Prospectors hope new gold rush will pan out

A sign displays the current price of gold Thursday at the Marshall Gold Discovery State Historic Park in Coloma, Calif. With the downturn in the economy, California’s Sierra foothills have seen a rush of new prospectors trying to strike it rich by finding gold.

? There’s still gold in California’s Sierra Nevada foothills, and a new rush is under way to find it.

Not since the Great Depression have so many hard-luck people been lured by prospecting, hoping to find their fortune tumbling down a mountain stream. The recession and high gold prices are helping to fuel the latest gold craze, especially among workers who have lost jobs.

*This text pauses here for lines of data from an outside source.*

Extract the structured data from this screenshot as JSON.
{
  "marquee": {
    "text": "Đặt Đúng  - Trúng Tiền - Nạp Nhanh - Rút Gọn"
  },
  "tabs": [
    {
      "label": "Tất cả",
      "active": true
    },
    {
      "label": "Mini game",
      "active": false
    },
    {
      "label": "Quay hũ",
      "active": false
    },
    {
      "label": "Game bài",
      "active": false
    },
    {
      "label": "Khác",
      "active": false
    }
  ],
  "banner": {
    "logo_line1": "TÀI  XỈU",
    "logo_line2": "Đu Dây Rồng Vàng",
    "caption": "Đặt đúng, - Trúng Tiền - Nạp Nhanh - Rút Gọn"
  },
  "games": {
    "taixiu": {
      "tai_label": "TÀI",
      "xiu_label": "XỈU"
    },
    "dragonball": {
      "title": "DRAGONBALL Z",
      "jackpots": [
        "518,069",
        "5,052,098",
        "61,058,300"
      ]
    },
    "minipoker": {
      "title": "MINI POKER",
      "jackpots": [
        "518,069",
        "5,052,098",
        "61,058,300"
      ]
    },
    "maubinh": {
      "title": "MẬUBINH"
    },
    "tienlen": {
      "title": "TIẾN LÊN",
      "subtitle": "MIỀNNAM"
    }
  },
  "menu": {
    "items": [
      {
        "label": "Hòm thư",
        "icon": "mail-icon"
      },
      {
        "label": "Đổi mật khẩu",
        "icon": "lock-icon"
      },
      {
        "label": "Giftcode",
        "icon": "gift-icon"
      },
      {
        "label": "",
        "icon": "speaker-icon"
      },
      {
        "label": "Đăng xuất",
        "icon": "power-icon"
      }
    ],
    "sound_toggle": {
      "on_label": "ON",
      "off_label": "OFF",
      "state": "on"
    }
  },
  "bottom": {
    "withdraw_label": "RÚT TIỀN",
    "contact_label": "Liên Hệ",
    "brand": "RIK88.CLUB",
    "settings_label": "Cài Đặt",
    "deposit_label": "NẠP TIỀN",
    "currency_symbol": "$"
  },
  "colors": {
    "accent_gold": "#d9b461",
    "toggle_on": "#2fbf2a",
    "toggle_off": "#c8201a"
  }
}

“I guess there’s always hope. At home, I don’t have any right now,” said Steve Biorck, a concrete finisher who headed west because construction work dried up in Tennessee. Now he spends days standing knee-deep in an icy creek coaxing gold flakes from a swirling pan of gravel.

Miners who locate an unclaimed area can pay a $170 fee to the federal government for access to the public land. Most claims are along the 120 miles of steep granite outcrops and rushing riverbeds that are part of California’s Mother Lode, a narrow band of gold-rich terrain.

When Don Wetter was in the Army, he guarded Fort Knox in Kentucky, home of the U.S. Treasury’s gold depository. Now that he’s been discharged, Wetter hopes to find some gold of his own using an anticipated loan for a “grubstake,” an old mining term for money to sustain the search.

Wetter, a 22-year-old tree trimmer from Troy, Mich., said he wanted to turn to hunt for gold because most of his customers lost their jobs or moved away.

Many would-be gold panners are drawn to the South Fork of the American River, where the 1849 discovery of nuggets at Sutter’s Mill launched the largest human migration in the Western Hemisphere. The Depression brought another wave of miners in the 1930s.

“It’s hard to keep my equipment in stock,” said Albert Fausel, the third-generation owner of the nearby Old Placerville Hardware store, which was founded to sell sluices, picks and pans to the original ’49ers.

Back then, the price of gold was $16 an ounce. Today it hovers around $1,000.

The store’s wood floors used to creak under the weight of recreational rafters and fisherman. Now prospectors are some of the biggest shoppers.

“A lot of people are out of jobs and know where the gold holes are,” Fausel said.

Between October 2007 and September 2008, the Bureau of Land Management in California issued gold miners 3,413 permits, or claims, to search for gold. That figure compared with 1,986 claims in 2006. So far this fiscal year, the agency has issued 1,444 claims.

Many miners believe that only 10 percent of the gold in the Sierra Nevada was discovered in the original gold rush. They are also excited by the prospect of stumbling onto buried treasure.

“A lady was walking over there, kicked a stone with her toe and picked up a nugget just like that,” said Russ Kurz, who at 77 with a bushy white beard looks like a grizzled miner. He points to a sandbar on the American River near Coloma.

“I was walking my dog once and went to pick up a rock and pulled a long nugget straight out of the sand,” he said. “It was worth about $6,500 — and that was 13 years ago.”